In line with Christian Aid’s gender focus, one of the objectives for the Improved Cookstove for Community Development (ICCD) project was to support the emergence of an active cook stoves market where cook stoves are available at affordable prices, where women especially would have opportunities for setting up small businesses in cook stove commercialization to support household livelihoods. To achieve this objective, 13 women were trained as community based entrepreneurs. The 13 women received training in business management, book keeping and customer relations. All the community based volunteers trained in the course of the project were also women.
The project also contributed to the enhancement of the quality of lives and protection of women who are vulnerable in the society. Through community outreaches and awareness activities, 372 females were made aware of clean and improved cook stoves.
If you are asked to advise the new government in Nigeria on policy options, what are the three most important things the government can do to expand the clean cookstoves market?
Economic and financial barriers are a major challenge faced by potential users of improved cook stoves. To ameliorate the seemingly huge cost of purchase of improved cook stoves, the government could offer tax waivers to the manufacturers to reduce the cost of the stoves, they could also subsidize the cost of the cook stoves from the manufacturers or offer loans to entrepreneurs and women self-help groups to manufacture and sell the cook stoves at more affordable prices.
Information and network barriers are also hindrances to the adoption of improved cook stoves (ICS).

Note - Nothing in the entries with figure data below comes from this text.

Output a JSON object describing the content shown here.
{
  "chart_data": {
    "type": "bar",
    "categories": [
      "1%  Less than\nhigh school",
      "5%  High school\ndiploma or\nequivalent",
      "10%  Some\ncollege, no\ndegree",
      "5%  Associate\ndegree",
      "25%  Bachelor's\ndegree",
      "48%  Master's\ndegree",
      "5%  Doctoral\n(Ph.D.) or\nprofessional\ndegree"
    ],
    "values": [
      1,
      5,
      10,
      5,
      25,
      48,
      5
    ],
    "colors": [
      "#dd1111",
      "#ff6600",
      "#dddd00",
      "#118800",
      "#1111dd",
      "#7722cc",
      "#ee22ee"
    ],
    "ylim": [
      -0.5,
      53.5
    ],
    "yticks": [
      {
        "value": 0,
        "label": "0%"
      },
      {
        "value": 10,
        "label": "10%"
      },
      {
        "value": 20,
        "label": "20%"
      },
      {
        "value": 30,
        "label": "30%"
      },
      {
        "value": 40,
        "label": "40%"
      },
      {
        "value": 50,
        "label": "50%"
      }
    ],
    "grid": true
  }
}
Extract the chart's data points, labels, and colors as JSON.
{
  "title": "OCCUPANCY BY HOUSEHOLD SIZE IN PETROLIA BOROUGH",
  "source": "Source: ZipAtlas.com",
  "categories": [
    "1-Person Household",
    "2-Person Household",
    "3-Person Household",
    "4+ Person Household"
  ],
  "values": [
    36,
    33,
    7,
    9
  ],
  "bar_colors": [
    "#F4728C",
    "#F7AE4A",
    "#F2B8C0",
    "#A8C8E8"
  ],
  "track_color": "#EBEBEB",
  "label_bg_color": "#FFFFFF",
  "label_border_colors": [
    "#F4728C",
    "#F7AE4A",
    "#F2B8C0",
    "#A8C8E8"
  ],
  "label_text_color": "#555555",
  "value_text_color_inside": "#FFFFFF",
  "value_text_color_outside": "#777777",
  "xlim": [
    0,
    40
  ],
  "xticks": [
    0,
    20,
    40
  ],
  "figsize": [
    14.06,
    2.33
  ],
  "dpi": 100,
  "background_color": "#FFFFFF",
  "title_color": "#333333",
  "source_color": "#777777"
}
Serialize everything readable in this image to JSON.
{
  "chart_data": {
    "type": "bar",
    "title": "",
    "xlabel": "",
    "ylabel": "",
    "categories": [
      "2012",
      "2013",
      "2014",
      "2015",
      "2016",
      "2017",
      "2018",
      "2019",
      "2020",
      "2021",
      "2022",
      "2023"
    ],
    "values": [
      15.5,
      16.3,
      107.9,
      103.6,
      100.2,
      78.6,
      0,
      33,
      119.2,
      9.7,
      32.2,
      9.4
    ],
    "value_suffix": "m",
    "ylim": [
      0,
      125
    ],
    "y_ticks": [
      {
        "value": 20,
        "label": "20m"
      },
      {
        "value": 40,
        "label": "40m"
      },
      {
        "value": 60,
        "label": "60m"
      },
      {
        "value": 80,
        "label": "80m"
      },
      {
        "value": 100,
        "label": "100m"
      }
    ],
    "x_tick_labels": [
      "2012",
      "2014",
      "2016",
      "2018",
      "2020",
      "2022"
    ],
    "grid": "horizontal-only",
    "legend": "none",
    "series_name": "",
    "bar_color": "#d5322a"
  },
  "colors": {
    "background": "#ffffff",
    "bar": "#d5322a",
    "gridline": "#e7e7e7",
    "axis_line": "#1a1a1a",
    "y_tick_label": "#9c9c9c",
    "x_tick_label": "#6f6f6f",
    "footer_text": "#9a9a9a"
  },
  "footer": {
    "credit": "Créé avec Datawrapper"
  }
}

People cannot adopt methods that they know nothing about especially if they do not understand the risks of existing methods. Government agencies like Ministries of Health, media agencies and health centres can initiate capacity building programmes and also build awareness of the existence and benefits of ICS. Local governments can also be engaged to facilitate awareness and adoption of improved cook stoves.
Partnership with non-governmental organisations and other civil society groups can be part of government policy to facilitate spread and use of ICS. Many development agencies can and are willing to provide support to government, communities, institutions and individuals to promote use of ICS. The government can build on these potential partnerships.
If an enabling environment is not created by government, what future risks do you envisage?
All barriers to awareness and adoption of ICS can be overcome. Non creation of an enabling environment by the government will not necessarily stop awareness, knowledge and use of ICS. However, health risks, environmental risks and economic disempowerment will continue to be threats where use of ICS is not promoted and adopted.
What are your suggestions for moving the cooking energy market forward in Nigeria?
Awareness of the hazards of traditional fuel wood stoves should be created. Access to ICS should be created. Training on manufacture and sale of ICS should be offered to improve access to ICS and reduce the initial cost of purchase. To ensure use of ICS at all times, cook stoves with bigger capacity to cook large quantities should be manufactured. Policies which will support adoption of ICS could be formulated by the government the policies could be included in the National Health Act.